Теперь он ничего не отражал, но Жикин и без того уже
сообразил, какое сокровище попало к нему в руки. Стеклышко явно показало не то,
что было, а то, что должно или могло было быть. Оно продемонстрировало Жикину,
что Абдулла врет, и даже указало место, где он прятал книгу. И это жалкий
осколок! А что было бы, окажись у Жикина все пенсне целиком! Какие бы новые
возможности он обрел!
Жора бросился к Главной Лестнице. После утренней тренировки
ноги ныли, но ступени он преодолел довольно быстро. Портрет Ноя висел на прежнем
месте. Жикин жадно уставился на его переносицу и обнаружил, что на картине у
пенсне отсутствует часть правого стекла. Он вновь вытащил осколок и убедился,
что по форме он идеально подходит.
– Это оно? Ной, скажи, это оно? – звонким шепотом
спросил Жикин.
Портрет молчал. На масле появились трещины. Теперь, при
дневном свете, когда на портрете не плясали отблески факела, он казался плоским
и безжизненным.
Вспомнив о другой картине, Жикин бросился к ней. Кувшин и
маска благополучно пылились на прежнем месте. По нарисованным фруктам
разочарованно ползала живая муха. Жикин скользнул взглядом по книге и оцепенел.

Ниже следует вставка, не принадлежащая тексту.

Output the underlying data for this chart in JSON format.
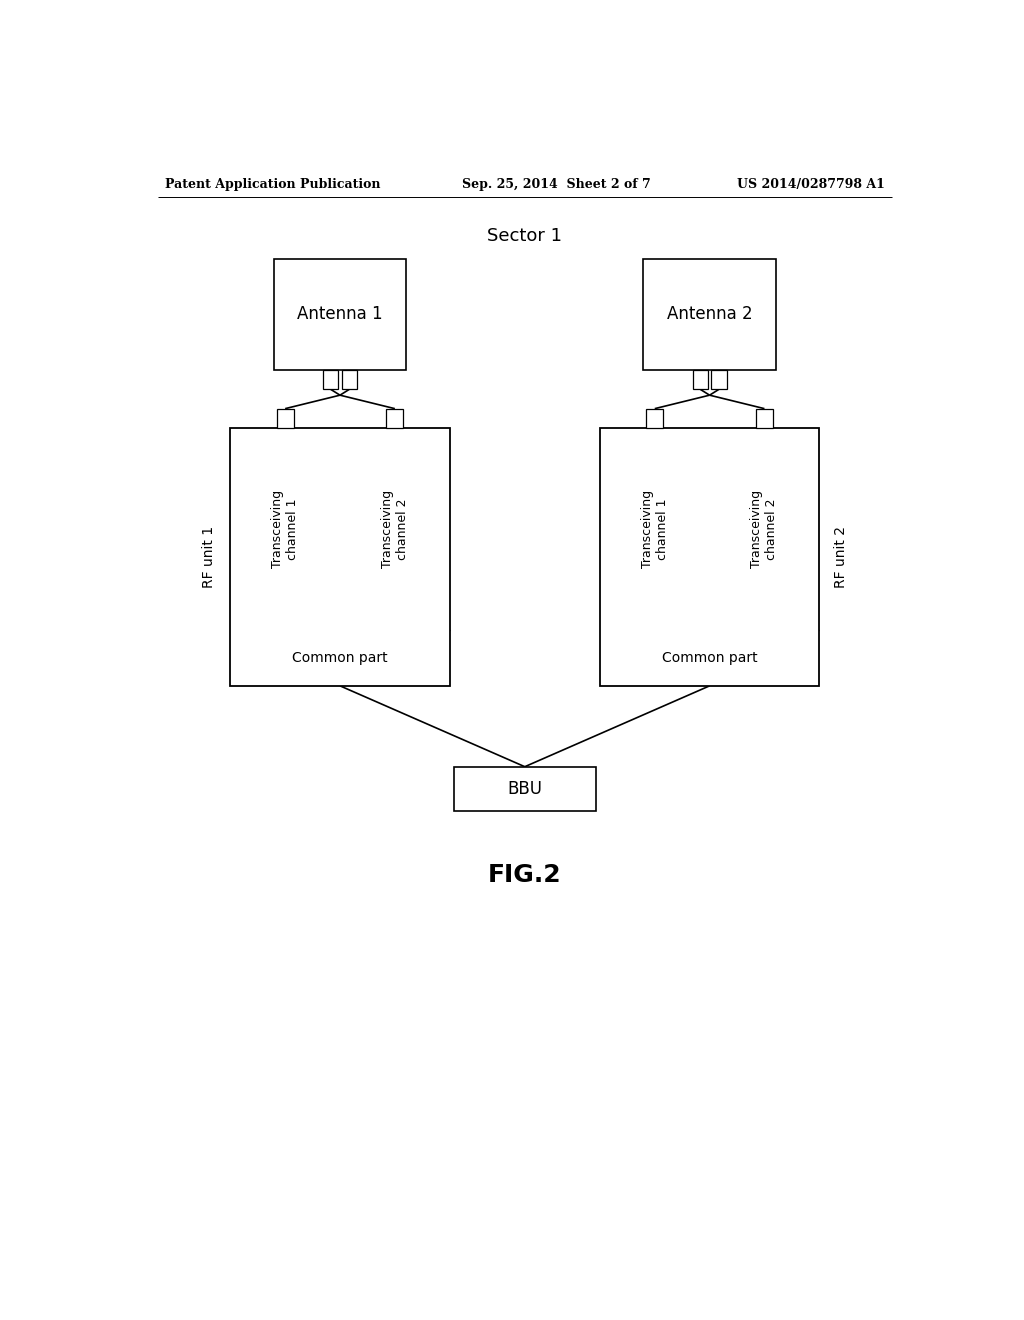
{
  "bg_color": "#ffffff",
  "header_left": "Patent Application Publication",
  "header_mid": "Sep. 25, 2014  Sheet 2 of 7",
  "header_right": "US 2014/0287798 A1",
  "sector_label": "Sector 1",
  "antenna1_label": "Antenna 1",
  "antenna2_label": "Antenna 2",
  "rf_unit1_label": "RF unit 1",
  "rf_unit2_label": "RF unit 2",
  "trans_ch1_label": "Transceiving\nchannel 1",
  "trans_ch2_label": "Transceiving\nchannel 2",
  "common_part_label": "Common part",
  "bbu_label": "BBU",
  "fig_label": "FIG.2",
  "line_color": "#000000",
  "box_edge_color": "#000000",
  "box_face_color": "#ffffff",
  "text_color": "#000000",
  "header_fontsize": 9,
  "sector_fontsize": 13,
  "antenna_fontsize": 12,
  "channel_fontsize": 9,
  "common_fontsize": 10,
  "rfunit_fontsize": 10,
  "bbu_fontsize": 12,
  "fig_fontsize": 18
}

Название «ПЕРВОМАГИЯ НОЯ» с переплета исчезло. Вместо него там можно было
прочитать:
«Заговоры на болотную тину. Рецептурный справочник для
ведунов и знахарей».
Жора сплюнул. Эти «Заговоры» были известны в Тибидохсе как
бесполезный и очень распространенный труд. Картина явно измывалась над Жикиным.
Глава 4
Это тухлое слово «Прощай!»
А Таня металась по Тибидохсу и все никак не могла
встретиться с Ванькой. Словно насмешливые духи разводили их пути: Таня
прибежала за Ванькой в Зал Двух Стихий едва ли не в ту минуту, когда он сам
постучал в дверь ее комнаты.
В комнате была лишь Склепова. Она лежала на кровати и
занималась своим любимым делом – красила ногти. Кисточка, за которой она
следила глазами, порхала в воздухе и красила ей ногти на ногах светящимся лаком
в цветовой последовательности радуги: «Каждый охотник желает знать, где сидит
фазан». Большой палец правой ноги покрывался красным лаком, указательный
оранжевым, средний желтым, безымянный зеленым и мизинец голубым. Ногти левой
ноги начинались уже с синего и фиолетового. Дальше все повторялось.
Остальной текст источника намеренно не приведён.